• küçük iskenderin şiiiridir.*

    içi hava dolu ağır vücutlar yükselirken
    patlayan elektriğin itimat ettiği mahluklar
    suyun döndürdüğü nehrin vals kıyısında
    tığla örülmüş kızlar korosu önünde
    küçük çocuklar pişirecekler acıkmış cinlere
    ve mevsime sözü geçen dolunay
    savurarak rüzgara ölümün ih(ti)mallerini
    cesedimi yeryüzüne peşin ödeyecek!

    eski caz cinayetinden beri suçsuz tutsağım
    kaç şüpheye ikram edilerek üzüldüm üzüldüm
    mü ay erir de akardı dünyaya tutunup,
    karnı doyan cin artık çocuklara masal olurdu.
    karnı doyan cin artık çocuklara engel olurdu.
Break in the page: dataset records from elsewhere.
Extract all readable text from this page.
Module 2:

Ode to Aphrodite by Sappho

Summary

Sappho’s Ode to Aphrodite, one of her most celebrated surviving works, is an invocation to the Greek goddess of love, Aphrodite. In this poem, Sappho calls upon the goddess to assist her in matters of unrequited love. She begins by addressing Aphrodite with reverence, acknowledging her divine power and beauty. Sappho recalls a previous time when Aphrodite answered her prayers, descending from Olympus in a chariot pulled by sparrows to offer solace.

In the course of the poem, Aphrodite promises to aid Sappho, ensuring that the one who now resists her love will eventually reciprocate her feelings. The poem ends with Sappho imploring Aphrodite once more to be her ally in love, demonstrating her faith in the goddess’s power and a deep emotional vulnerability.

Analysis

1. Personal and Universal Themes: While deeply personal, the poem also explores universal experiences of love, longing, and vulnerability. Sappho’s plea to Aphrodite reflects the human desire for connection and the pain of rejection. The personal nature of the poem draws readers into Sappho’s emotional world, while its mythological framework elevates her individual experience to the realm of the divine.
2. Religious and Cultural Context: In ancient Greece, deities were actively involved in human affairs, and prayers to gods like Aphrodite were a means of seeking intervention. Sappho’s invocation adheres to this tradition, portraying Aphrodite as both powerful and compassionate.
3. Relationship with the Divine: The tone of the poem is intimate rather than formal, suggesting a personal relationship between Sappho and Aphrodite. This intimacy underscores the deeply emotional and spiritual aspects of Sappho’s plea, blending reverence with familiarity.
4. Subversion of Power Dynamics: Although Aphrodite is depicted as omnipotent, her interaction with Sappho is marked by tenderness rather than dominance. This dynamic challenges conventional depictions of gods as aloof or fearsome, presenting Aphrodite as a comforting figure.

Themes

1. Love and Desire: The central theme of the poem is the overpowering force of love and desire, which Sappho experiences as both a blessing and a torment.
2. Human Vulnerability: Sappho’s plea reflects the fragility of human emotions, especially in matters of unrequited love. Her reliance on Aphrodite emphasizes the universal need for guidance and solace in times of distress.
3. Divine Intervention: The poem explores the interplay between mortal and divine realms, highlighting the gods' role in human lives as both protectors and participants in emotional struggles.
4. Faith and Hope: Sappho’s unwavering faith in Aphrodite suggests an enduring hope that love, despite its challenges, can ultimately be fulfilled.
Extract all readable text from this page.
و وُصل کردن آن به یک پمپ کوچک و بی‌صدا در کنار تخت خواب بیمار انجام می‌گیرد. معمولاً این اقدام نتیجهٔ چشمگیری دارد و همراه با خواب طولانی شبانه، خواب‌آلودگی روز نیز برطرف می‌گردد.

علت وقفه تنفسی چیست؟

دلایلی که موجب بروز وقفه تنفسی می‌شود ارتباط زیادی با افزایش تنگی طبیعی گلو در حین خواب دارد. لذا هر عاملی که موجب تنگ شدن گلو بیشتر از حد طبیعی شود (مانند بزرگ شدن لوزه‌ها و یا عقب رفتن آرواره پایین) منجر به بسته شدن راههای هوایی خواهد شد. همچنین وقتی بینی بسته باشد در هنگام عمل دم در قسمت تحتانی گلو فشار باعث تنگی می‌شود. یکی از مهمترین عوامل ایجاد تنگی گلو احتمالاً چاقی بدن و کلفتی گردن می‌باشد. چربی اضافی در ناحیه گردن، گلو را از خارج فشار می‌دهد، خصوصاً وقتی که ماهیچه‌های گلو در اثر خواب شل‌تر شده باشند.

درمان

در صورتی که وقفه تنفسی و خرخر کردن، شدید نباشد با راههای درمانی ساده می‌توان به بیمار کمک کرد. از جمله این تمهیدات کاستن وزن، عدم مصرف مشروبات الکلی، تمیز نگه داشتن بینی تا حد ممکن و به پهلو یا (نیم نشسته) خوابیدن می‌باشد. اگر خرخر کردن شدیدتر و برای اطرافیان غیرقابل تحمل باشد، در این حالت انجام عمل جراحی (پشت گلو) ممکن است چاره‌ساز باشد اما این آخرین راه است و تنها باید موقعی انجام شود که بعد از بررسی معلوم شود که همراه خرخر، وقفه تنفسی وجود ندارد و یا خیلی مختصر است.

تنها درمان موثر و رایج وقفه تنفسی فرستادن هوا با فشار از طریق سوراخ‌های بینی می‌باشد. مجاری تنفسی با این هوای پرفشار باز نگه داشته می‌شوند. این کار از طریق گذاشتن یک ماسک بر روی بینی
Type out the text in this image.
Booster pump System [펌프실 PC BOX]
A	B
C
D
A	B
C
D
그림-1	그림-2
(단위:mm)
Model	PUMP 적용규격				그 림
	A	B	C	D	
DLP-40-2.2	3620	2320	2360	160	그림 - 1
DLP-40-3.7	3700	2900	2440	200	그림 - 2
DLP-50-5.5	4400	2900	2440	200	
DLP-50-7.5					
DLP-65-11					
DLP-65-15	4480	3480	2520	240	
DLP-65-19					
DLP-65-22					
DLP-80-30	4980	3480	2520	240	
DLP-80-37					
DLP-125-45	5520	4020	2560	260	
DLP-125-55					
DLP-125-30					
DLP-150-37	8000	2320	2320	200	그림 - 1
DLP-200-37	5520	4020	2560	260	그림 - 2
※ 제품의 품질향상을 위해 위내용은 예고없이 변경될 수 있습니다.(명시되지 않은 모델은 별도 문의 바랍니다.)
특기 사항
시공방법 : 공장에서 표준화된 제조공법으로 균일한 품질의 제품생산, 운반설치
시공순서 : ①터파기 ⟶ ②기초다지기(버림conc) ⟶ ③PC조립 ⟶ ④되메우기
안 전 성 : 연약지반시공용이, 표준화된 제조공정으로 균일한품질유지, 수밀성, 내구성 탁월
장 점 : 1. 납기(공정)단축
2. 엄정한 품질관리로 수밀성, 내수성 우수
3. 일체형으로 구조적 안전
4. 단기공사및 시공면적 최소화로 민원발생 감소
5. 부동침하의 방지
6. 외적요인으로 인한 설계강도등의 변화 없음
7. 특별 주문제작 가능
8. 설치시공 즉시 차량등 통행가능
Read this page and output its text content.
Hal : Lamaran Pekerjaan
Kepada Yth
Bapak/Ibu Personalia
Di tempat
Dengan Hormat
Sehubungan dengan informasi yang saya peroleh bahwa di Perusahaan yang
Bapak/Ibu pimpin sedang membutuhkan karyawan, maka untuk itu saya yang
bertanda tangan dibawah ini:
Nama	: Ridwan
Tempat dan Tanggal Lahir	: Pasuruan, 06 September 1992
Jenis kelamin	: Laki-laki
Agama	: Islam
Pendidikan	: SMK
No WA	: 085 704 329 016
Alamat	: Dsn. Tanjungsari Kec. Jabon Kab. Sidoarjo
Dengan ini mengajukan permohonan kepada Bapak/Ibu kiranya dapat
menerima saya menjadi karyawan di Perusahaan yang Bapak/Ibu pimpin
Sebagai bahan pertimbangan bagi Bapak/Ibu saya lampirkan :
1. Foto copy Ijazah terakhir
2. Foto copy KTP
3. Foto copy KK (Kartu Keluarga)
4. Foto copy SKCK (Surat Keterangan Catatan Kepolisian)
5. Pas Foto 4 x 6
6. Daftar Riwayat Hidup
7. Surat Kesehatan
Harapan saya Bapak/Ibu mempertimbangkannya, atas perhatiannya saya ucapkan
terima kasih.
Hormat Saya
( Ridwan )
    bir postacı gibi gelirdi gece boş bulunup
    kötü haberler yazardı mektuplarda imzasız, ürkütücü
    fazlaca bizden ve fazlaca esaretten sözeden
    keşfettiği toprak kendisinden
    daha fazla ilgi çeken
    fakir bir kaşiftim o dönmedolap kentinde:
    ilk cin, içi hava dolu ağır vücutlar yükselirken
    içi sonbahar dolu bir sevgili gibi
    karama vururdu!
    yüzümü bir kez sır verdiğim ayna ah ayna
    yüzümü alıp nehre kaçardı, nehir aynada kururdu!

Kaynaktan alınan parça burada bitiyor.